Onset of CAP in z-direction. Specify in bohr units.

Smooth Voronoi CAP

A quadratic potential which uniformly wraps around the system at a specified cutoff radius. The edges between between Voronoi cells are smoothed out to make the potential more amenable to numerical integration [Sommerfeld2015].

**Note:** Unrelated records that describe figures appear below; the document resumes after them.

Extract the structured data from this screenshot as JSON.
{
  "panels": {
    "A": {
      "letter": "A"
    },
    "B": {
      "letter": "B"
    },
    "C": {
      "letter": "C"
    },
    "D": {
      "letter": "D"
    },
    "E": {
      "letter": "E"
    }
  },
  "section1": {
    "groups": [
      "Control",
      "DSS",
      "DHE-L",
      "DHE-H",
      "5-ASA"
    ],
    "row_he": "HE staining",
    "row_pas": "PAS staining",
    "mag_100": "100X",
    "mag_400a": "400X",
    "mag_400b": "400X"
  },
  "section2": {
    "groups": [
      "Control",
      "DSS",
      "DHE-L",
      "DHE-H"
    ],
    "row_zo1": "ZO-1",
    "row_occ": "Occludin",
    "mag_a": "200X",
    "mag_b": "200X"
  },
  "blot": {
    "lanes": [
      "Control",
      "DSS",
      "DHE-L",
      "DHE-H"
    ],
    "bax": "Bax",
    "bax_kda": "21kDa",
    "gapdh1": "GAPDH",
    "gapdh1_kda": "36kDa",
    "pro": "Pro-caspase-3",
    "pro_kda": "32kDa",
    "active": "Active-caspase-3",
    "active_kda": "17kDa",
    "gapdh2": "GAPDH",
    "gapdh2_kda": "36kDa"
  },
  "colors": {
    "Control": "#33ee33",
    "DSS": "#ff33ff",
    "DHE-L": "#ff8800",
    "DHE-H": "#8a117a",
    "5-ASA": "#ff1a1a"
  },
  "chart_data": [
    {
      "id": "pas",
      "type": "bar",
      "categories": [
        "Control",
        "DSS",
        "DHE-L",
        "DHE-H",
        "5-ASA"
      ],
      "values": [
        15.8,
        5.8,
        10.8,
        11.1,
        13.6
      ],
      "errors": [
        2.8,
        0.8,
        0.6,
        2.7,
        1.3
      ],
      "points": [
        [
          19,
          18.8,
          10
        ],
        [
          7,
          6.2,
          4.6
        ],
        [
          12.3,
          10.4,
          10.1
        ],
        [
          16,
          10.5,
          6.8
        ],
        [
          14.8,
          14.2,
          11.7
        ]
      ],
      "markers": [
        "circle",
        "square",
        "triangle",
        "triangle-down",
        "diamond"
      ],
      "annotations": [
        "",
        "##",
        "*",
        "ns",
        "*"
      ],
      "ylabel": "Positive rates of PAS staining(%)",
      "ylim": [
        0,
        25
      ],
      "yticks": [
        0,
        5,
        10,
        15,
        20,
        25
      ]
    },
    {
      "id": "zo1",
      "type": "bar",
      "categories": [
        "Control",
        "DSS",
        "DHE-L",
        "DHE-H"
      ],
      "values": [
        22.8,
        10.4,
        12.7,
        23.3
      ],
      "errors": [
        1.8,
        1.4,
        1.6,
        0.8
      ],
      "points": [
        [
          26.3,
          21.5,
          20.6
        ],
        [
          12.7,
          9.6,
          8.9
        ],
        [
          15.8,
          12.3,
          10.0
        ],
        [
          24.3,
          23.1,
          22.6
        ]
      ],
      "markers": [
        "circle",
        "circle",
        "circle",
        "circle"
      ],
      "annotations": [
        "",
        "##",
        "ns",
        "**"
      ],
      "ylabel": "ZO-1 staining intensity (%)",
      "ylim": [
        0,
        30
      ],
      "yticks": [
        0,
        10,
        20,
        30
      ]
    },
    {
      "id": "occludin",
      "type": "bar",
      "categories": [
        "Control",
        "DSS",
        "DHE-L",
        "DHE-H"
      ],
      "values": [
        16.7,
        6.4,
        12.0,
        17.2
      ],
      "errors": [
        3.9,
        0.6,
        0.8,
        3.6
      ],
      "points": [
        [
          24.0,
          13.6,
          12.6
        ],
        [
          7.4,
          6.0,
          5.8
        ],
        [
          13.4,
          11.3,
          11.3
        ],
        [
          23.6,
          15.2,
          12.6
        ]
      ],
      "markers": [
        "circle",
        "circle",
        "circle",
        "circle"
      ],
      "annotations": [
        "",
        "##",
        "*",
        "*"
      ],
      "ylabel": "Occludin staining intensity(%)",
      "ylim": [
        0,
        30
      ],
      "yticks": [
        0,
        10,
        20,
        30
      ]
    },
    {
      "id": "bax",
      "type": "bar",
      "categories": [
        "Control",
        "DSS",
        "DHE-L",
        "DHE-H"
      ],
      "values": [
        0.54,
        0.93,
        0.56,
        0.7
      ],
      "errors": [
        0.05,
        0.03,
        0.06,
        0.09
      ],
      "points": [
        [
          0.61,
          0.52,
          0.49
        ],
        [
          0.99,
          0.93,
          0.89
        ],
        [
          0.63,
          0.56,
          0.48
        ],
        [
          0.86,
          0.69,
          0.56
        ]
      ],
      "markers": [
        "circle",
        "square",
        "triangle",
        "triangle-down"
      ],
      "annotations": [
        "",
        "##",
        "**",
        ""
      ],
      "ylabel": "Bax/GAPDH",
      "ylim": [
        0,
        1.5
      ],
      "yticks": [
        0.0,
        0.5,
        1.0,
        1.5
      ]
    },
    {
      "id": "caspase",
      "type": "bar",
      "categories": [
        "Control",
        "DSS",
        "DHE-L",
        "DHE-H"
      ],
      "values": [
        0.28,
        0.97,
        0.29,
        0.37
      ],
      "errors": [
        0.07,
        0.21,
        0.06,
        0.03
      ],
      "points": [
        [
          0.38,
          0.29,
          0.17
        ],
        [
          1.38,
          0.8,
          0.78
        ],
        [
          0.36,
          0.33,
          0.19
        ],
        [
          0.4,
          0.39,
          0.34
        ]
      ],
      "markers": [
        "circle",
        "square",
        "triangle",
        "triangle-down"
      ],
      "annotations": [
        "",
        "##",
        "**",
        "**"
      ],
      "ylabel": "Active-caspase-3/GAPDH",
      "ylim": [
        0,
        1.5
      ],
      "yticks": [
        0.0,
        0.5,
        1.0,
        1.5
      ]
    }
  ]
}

\[\begin{split}W(\vec{r}) = \begin{Bmatrix} 0 &r_{WA} \leq r_{cut} \\ (r_{WA} - r_{cut} )^2 & r_{WA} > r_{cut} \end{Bmatrix}\end{split}\]
\[ \begin{align}\begin{aligned}r_{WA}(\vec{r}) = \sqrt{\frac{\sum_{i} w_{i}|\vec{r}-\vec{R}_i|^2}{\sum_{i} w_{i}}}\\ w_{i} = \frac{1}{(|\vec{r}-\vec{R}_i|^2-r_{min}^2+1 a.u.)^2}\end{aligned}\end{align} \]
\[r_{min} = \min\limits_{i}{|\vec{r}-\vec{R}_i|}\]

Keyword

Description

r_cut

Cutoff radius for Voronoi CAP. Specify in bohr units.

Example

cap_dict = {"cap_type": "box",
            "cap_x":"2.76",
            "cap_y":"2.76",
            "cap_z":"4.88",
            "Radial_precision": "14",
            "angular_points": "110"}

Electronic structure keywords

The read_data() function is able to parse the zeroth order Hamiltonian and load the densities when supplied with an appropriate formatted dictionary. All keywords must be specified to use this function. Currently, this is only supported for calculations using the OpenMolcas and Q-Chem interfaces.

Keyword

Description

method

Electronic structure method used in the calculation. Valid options are “MS-CASPT2”, “EOM”, and “TDDFT”.

molcas_output

Path to OpenMolcas output file.

h0_file

Path to Zeroth order Hamiltonian file. Can be full matrix or diagonal. See https://github.com/gayverjr/opencap/tree/main/examples/opencap

package

“OpenMolcas” or “QChem”

rassi_h5

Path to OpenMolcas rassi.h5 file.

qchem_output

Path to Q-Chem output file.

qchem_fchk

Path to Q-Chem .fchk file.

Example:

es_dict = { "package": "openmolcas",
"method" : "ms-caspt2",
       "molcas_output":"path/to/output.out",
       "rassi_h5":"path/to/rassi.h5"}
pc.read_data(es_dict)

References

Sommerfeld2015

Sommerfeld, T.; Ehara, M. Complex Absorbing Potentials with Voronoi Isosurfaces Wrapping Perfectly around Molecules. J. Chem. Theory Comput. 2015, 11 (10), 4627–4633.

Santra1999

Santra, R.; Cederbaum, L. ~S.; Meyer, H.-D. Electronic Decay of Molecular Clusters: Non-Stationary States Computed by Standard Quantum Chemistry Methods. Chem. Phys. Lett. 1999, 303 (3), 413–419.